Premise:
I am running experiments that involve with Monte Carlo sampling on clusters, and I am collecting the mean and variance using OnlineStats.
It takes a long time and I get time out errors on our clusters, so I want to save data and restart in another job.
Since the number of sampling is huge, I want to store only the mean, variance and the sample size, (not the whole data) to restart.
I know value(mystat) gives the mean and variance, and nobs(mystat)gives the sample size, which I can save to a .txt file and I can read it in another run.
But given the mean, variance, and the sample size, I don’t know how to create Series “mystat” with the same information, so that I can merge! in another run of my experiment.

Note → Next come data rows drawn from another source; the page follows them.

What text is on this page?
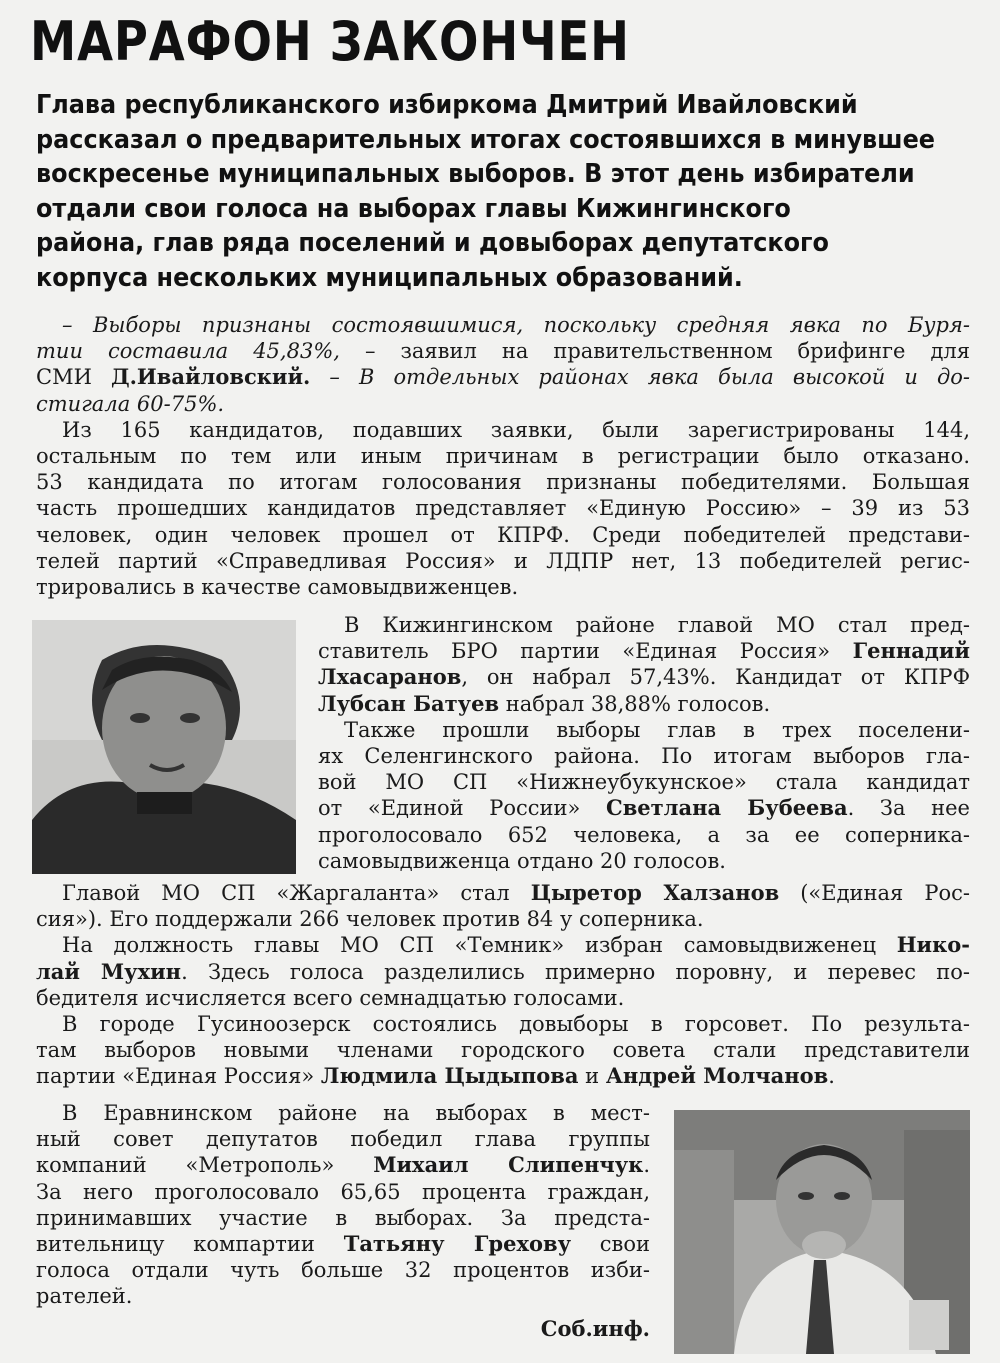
МАРАФОН ЗАКОНЧЕН
Глава республиканского избиркома Дмитрий Ивайловский
рассказал о предварительных итогах состоявшихся в минувшее
воскресенье муниципальных выборов. В этот день избиратели
отдали свои голоса на выборах главы Кижингинского
района, глав ряда поселений и довыборах депутатского
корпуса нескольких муниципальных образований.
– Выборы признаны состоявшимися, поскольку средняя явка по Буря-
тии составила 45,83%, – заявил на правительственном брифинге для
СМИ Д.Ивайловский. – В отдельных районах явка была высокой и до-
стигала 60-75%.
Из 165 кандидатов, подавших заявки, были зарегистрированы 144,
остальным по тем или иным причинам в регистрации было отказано.
53 кандидата по итогам голосования признаны победителями. Большая
часть прошедших кандидатов представляет «Единую Россию» – 39 из 53
человек, один человек прошел от КПРФ. Среди победителей представи-
телей партий «Справедливая Россия» и ЛДПР нет, 13 победителей регис-
трировались в качестве самовыдвиженцев.
В Кижингинском районе главой МО стал пред-
ставитель БРО партии «Единая Россия» Геннадий
Лхасаранов, он набрал 57,43%. Кандидат от КПРФ
Лубсан Батуев набрал 38,88% голосов.
Также прошли выборы глав в трех поселени-
ях Селенгинского района. По итогам выборов гла-
вой МО СП «Нижнеубукунское» стала кандидат
от «Единой России» Светлана Бубеева. За нее
проголосовало 652 человека, а за ее соперника-
самовыдвиженца отдано 20 голосов.
Главой МО СП «Жаргаланта» стал Цыретор Халзанов («Единая Рос-
сия»). Его поддержали 266 человек против 84 у соперника.
На должность главы МО СП «Темник» избран самовыдвиженец Нико-
лай Мухин. Здесь голоса разделились примерно поровну, и перевес по-
бедителя исчисляется всего семнадцатью голосами.
В городе Гусиноозерск состоялись довыборы в горсовет. По результа-
там выборов новыми членами городского совета стали представители
партии «Единая Россия» Людмила Цыдыпова и Андрей Молчанов.
В Еравнинском районе на выборах в мест-
ный совет депутатов победил глава группы
компаний «Метрополь» Михаил Слипенчук.
За него проголосовало 65,65 процента граждан,
принимавших участие в выборах. За предста-
вительницу компартии Татьяну Грехову свои
голоса отдали чуть больше 32 процентов изби-
рателей.
Соб.инф.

So with mystat = Series(Mean(),Variance()); fit!(mystat, rand(20))
I get Series ├─ Mean: n=10 | value=0.446827 └─ Variance: n=10 | value=0.0938919
mypreviousstat = Series(mymean,myvar)
But I get the correct mean but the variance is not correct. Series ├─ Mean: n=10 | value=0.446827 └─ Variance: n=10 | value=0.104324
I may be misunderstanding some definitions of sample variance etc. but \sigma2 looks like the variance and I assume the definition of sample variance to be the same in the function…what did I miss…?
Worked. So somehow the parameter \sigma2 in the struct is the biased estimator of the variance (the one with 1/(sample size)) and value(mystat)[2] gives the (unbiased) sample variance (the one with 1/(sample size -1))…?